New business formation is one of the most important economic and social activities for any society expecting economic gain and innovation. Research sponsored by the Ewing Marion Kauffman Foundation reveals that new business formation is widespread and involves all racial and ethnic groups. Following are highlights of two recent studies relevant to minority entrepreneurship, including The Entrepreneur Next Door: Characteristics of Individuals Starting Companies in America and Minorities and Venture Capital: a New Wave in American Business.
- Entrepreneurship is a widespread activity in the United States. Participation is as common as getting married or the birth of a baby. About 6.2 in every 100 U.S. adults 18 years and older are engaged in trying to start new firms
- Blacks are about 50 percent more likely to engage in start-up activities than whites. Hispanic men are about 20 percent more likely than white men to be involved with a start-up, but the difference isn’t statistically significant. Hispanic men are about equally as likely to attempt to start a business as white women, but they are less likely to be participating in start-up activities than black women.
- Education significantly predicts nascent entrepreneurship, particularly for blacks and Hispanics. Approximately 26 of every 100 black men and 20 of every 100 Hispanic men with graduate education experience report efforts to start a new business. This compares to 10 of every 100 white men with graduate education experience.
- Where people live affects entrepreneurial activity. Urban context, a county-level measure of certain economic, demographic and educational factors, is associated with prevalence rates of nascent entrepreneurs. Prevalence rates are higher in more urban areas.
- The impact of urban context varies for whites, blacks and Hispanics. For white and black men and women, the tendency to initiate start-up efforts is greatest among those living in more urban contexts. But for Hispanic men and women, the highest levels of activity are among those in the least urban contexts.

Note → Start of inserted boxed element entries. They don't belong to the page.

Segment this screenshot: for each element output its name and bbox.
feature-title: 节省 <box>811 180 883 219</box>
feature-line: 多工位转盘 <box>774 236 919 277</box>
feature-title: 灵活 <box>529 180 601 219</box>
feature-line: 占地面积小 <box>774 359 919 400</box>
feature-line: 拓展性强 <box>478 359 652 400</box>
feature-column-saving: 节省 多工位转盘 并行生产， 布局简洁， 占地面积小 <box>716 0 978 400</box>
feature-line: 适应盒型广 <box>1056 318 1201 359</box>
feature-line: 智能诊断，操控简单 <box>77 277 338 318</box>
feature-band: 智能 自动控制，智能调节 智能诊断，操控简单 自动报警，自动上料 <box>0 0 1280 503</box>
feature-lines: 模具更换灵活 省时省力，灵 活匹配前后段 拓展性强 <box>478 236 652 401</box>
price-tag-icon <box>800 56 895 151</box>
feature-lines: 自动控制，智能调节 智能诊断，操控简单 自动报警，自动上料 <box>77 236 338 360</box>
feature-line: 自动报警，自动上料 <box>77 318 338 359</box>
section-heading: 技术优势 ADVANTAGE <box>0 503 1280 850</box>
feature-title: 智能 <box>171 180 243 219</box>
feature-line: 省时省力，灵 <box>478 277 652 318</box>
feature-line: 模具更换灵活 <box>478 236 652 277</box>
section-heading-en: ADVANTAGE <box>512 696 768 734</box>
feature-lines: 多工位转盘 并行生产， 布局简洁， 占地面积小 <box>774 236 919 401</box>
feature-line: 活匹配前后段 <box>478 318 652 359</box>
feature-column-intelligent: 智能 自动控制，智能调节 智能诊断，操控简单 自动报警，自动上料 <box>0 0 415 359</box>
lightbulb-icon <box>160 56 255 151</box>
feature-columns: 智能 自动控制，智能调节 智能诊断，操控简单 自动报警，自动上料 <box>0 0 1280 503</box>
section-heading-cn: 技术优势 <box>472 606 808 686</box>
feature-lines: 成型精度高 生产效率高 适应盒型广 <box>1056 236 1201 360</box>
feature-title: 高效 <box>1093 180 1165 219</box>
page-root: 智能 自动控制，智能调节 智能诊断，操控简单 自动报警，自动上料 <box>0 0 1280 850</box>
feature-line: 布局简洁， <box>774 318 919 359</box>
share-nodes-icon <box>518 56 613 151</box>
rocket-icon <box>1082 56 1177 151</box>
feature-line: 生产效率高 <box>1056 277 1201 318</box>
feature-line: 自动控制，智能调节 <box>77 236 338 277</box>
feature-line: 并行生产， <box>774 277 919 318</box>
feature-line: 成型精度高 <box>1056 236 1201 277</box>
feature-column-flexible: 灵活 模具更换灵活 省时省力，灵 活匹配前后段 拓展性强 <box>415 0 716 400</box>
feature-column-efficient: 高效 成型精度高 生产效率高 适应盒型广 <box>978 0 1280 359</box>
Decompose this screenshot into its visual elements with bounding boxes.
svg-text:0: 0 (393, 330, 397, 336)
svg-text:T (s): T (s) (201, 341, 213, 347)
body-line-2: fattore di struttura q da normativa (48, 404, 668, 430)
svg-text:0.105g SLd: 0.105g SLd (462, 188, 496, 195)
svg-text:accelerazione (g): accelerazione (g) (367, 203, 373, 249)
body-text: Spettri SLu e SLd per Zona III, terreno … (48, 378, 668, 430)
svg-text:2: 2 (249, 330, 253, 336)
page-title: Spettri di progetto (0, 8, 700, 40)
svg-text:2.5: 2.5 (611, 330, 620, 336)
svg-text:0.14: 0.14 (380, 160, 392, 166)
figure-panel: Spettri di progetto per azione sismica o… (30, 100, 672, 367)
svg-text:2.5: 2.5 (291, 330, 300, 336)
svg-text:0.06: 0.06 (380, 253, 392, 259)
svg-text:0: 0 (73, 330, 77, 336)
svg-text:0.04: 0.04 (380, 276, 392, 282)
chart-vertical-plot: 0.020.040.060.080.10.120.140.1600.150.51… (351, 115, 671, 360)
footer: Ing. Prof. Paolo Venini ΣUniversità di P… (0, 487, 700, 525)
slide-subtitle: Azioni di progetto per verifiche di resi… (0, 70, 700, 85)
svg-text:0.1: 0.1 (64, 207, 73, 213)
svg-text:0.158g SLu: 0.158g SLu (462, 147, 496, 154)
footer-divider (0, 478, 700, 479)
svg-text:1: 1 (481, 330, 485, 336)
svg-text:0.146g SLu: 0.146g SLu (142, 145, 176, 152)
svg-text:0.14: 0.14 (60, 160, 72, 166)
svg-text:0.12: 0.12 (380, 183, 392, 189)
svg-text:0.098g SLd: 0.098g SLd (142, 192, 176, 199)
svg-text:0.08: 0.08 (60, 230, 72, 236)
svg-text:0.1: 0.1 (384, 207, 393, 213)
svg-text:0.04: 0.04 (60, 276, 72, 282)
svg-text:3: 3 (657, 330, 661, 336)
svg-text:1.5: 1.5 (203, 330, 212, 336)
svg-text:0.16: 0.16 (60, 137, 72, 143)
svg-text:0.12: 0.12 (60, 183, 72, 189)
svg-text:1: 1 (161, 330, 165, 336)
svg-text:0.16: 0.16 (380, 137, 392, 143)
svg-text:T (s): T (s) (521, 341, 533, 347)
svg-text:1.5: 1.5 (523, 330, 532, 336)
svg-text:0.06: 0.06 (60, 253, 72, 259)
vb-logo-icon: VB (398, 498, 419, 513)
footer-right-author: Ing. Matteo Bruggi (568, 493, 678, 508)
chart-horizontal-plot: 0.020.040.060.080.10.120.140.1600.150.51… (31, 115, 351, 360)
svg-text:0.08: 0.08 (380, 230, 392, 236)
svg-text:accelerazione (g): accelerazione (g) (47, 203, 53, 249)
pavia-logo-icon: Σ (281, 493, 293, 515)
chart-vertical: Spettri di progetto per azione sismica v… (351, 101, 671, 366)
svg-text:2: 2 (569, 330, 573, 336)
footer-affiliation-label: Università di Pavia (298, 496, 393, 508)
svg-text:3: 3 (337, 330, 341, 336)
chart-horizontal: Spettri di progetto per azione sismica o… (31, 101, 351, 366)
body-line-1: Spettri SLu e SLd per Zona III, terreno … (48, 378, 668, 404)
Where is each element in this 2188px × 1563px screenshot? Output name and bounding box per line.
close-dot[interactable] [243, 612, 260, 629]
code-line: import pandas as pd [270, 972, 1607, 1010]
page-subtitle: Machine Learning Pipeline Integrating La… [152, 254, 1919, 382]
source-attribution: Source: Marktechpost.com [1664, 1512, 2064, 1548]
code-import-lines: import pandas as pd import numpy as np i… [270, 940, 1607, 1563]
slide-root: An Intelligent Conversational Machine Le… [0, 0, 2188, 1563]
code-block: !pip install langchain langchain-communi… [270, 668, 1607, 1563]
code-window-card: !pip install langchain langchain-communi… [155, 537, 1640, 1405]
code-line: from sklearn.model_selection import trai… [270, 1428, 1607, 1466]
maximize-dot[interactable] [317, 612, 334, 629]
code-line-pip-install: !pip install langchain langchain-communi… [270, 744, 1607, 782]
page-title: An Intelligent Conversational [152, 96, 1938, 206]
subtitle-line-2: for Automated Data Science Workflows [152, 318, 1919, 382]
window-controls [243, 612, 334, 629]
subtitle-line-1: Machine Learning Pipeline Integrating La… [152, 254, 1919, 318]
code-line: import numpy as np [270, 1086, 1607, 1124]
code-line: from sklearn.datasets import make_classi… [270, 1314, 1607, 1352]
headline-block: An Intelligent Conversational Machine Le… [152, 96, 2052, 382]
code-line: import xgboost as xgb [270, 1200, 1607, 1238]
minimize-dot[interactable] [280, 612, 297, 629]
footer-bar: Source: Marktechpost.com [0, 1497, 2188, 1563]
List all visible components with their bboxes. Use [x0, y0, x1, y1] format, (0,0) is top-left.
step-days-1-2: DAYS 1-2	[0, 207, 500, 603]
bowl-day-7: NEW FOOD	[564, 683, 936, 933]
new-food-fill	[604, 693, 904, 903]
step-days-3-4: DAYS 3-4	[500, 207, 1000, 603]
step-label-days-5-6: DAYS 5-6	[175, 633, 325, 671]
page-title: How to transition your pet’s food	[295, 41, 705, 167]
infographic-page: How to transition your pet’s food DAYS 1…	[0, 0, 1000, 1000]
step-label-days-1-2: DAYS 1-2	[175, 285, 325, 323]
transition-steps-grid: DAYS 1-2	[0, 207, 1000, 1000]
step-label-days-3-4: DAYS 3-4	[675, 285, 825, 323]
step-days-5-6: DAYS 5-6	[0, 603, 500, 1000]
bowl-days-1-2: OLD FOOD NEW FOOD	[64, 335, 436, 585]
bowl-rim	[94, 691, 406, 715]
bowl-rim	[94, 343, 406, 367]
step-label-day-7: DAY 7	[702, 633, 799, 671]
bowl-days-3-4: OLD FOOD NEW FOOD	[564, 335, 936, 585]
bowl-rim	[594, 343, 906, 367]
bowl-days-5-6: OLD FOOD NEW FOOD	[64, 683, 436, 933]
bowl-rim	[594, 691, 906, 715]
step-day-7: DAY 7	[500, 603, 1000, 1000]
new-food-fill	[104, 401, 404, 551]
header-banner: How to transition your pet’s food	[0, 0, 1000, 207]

- Venture capital investing in minority enterprises is very profitable. An analysis of 24 venture capital funds making 117 minority-oriented investments found the average investment per firm was $562,400; the average gross yield per firm was $1,623,900 generating an average net return of $1,061,500.
- Venture capital funds that focus their investment in minority enterprises do not concentrate heavily in high tech firms. Unlike the broader VC industry, funds focused on minority businesses support a more diverse range of industries.